Anaesthesia and ICU S.M.M. Hospital, Udine/Regional Health Agency of Emilia-Romagna, Bologna, Italy.
Scand J Trauma Resusc Emerg Med. 2011 Apr 19;19:26. doi: 10.1186/1757-7241-19-26.
Injury scoring is important to formulate prognoses for trauma patients. Although scores based on empirical estimation allow for better prediction, those based on expert consensus, e.g. the New Injury Severity Score (NISS) are widely used. We describe how the addition of a variable quantifying the number of injuries improves the ability of NISS to predict mortality.
We analyzed 2488 injury cases included into the trauma registry of the Italian region Emilia-Romagna in 2006-2008 and assessed the ability of NISS alone, NISS plus number of injuries, and the maximum Abbreviated Injury Scale (AIS) to predict in-hospital mortality. Hierarchical logistic regression was used. We measured discrimination through the C statistics, and calibration through Hosmer-Lemeshow statistics, Akaike's information criterion (AIC) and calibration curves.
The best discrimination and calibration resulted from the model with NISS plus number of injuries, followed by NISS alone and then by the maximum AIS (C statistics 0.775, 0.755, and 0.729, respectively; AIC 1602, 1635, and 1712, respectively). The predictive ability of all the models improved after inclusion of age, gender, mechanism of injury, and the motor component of Glasgow Coma Scale (C statistics 0.889, 0.898, and 0.901; AIC 1234, 1174, and 1167). The model with NISS plus number of injuries still showed the best performances, this time with borderline statistical significance.

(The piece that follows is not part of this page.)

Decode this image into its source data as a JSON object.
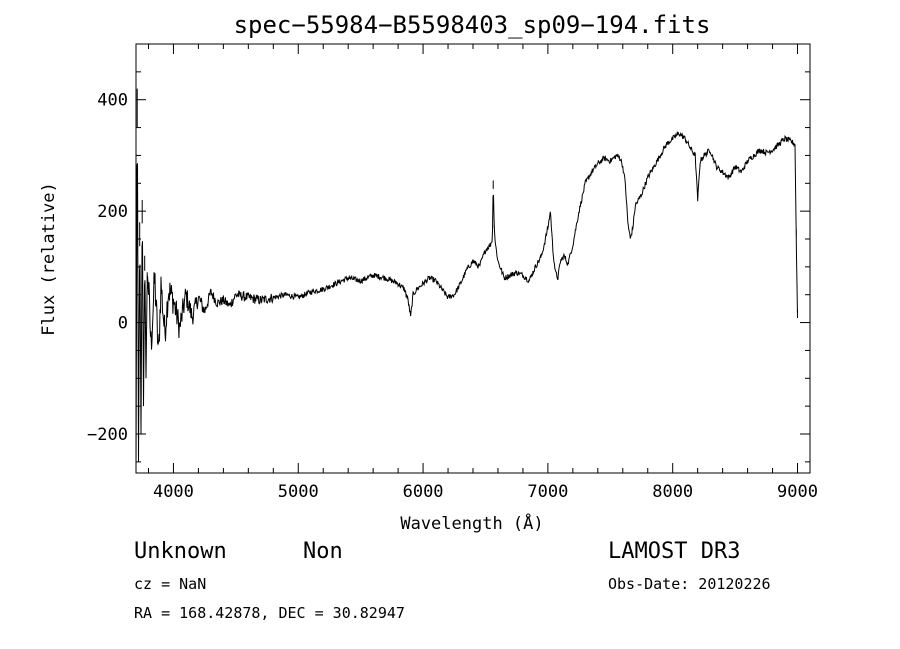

In NISS, the same weight is assigned to the three worst injuries, although the contribution of the second and third to the probability of death is smaller than that of the worst one. An improvement of the predictive ability of NISS can be obtained adjusting for the number of injuries.
创伤评分对于制定创伤患者的预后非常重要。虽然基于经验估计的评分可以更好地进行预测,但基于专家共识的评分,如新损伤严重程度评分(NISS),则被广泛使用。我们描述了如何通过添加一个量化损伤数量的变量来提高 NISS 预测死亡率的能力。
我们分析了 2006-2008 年意大利艾米利亚-罗马涅地区创伤登记处纳入的 2488 例创伤病例,并评估了 NISS 单独、NISS 加损伤数量以及最大简明损伤评分(AIS)预测院内死亡率的能力。使用分层逻辑回归。我们通过 C 统计量衡量判别能力,通过 Hosmer-Lemeshow 统计量、Akaike 信息量准则(AIC)和校准曲线衡量校准能力。
NISS 加损伤数量模型的判别和校准效果最好,其次是 NISS 单独模型,然后是最大 AIS 模型(C 统计量分别为 0.775、0.755 和 0.729;AIC 分别为 1602、1635 和 1712)。纳入年龄、性别、损伤机制和格拉斯哥昏迷量表的运动成分后,所有模型的预测能力均有所提高(C 统计量分别为 0.889、0.898 和 0.901;AIC 分别为 1234、1174 和 1167)。NISS 加损伤数量模型仍显示出最佳性能,这次具有边缘统计学意义。
在 NISS 中,三个最严重的损伤赋予相同的权重,尽管第二和第三个损伤对死亡概率的贡献小于最严重的损伤。通过调整损伤数量,可以提高 NISS 的预测能力。